Todo inició por cuenta de un trino de Ospina sobre Ingrid Betancourt en el que aseguró: “Estamos en la olla con esta heroína que aterrizó en el centro como Juana de Arco pero se comportó como Juana la Loca”. Mensaje que causó gran controversia en Twitter, donde varias mujeres rápidamente le recalcaron que “loca” no es la mejor forma para referirse a una mujer que es líder en la política (aún cuando no le resulte afín).

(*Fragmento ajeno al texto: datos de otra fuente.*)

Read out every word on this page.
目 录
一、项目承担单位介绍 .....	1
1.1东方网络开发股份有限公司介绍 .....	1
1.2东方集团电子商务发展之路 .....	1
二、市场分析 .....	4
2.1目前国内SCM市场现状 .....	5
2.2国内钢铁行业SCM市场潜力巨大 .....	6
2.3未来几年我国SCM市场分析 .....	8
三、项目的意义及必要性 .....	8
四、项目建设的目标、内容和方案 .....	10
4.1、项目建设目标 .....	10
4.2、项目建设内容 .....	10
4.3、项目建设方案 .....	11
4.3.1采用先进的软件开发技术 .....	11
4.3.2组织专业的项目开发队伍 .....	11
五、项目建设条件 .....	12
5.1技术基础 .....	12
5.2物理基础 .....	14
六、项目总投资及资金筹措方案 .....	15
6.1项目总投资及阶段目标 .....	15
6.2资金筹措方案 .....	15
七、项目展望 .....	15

Precisamente, Mabel Lara, amiga de Daniel Samper, fue una de las que manifestó su descontento por el mensaje. Con tono respetuoso, la candidata al Senado le recordó a su colega que en el plano político las críticas hacia la mujer deberían ceñirse a su actividad política y no a aspectos personales o ridiculizantes.
Sin embargo, Lara no fue la única que manifestó estar en desacuerdo con el periodista de Los Danieles, ya que en realidad en la cuenta de Twitter de Daniel Samper se armó un auténtico debate sobre si estaba bien o no llamar “loca” a una mujer por sus actitudes políticas.
También hay que mencionar que algunos de los comentarios señalan que estuvo muy fuera de lugar comparar a Betancourt con Juana la Loca, la reina de Castilla (1504-1555) que fue llamada loca por su padre e hijo, quienes la apartaron del trono y la mantuvieron encerrada por años en el Castillo de Tordesillas. Una incapacidad mental para ejercer el poder que hasta el día de hoy sigue siendo revisada por historiadores, que consideran que puede que en realidad el padre e hijo de Juana la Loca simplemente se hayan aprovechado del fuerte luto que sufrió por la muerte de su esposo. Hechos que difícilmente pueden ser comparados con la candidata de Oxígeno Verde.
“¿Cómo se comportó Juana la Loca, en todo caso? El marido le puso los cachos hasta no poder más, la colgaron del techo por cuestionar el catolicismo de su madre, su padre la maltrató, su hijo la recluyó en un convento para asegurar su poder, etc. Seguro su locura fue espontánea…”, fue la respuesta de Tomas Molina, doctor en filosofía de la Universidad de Granada, España.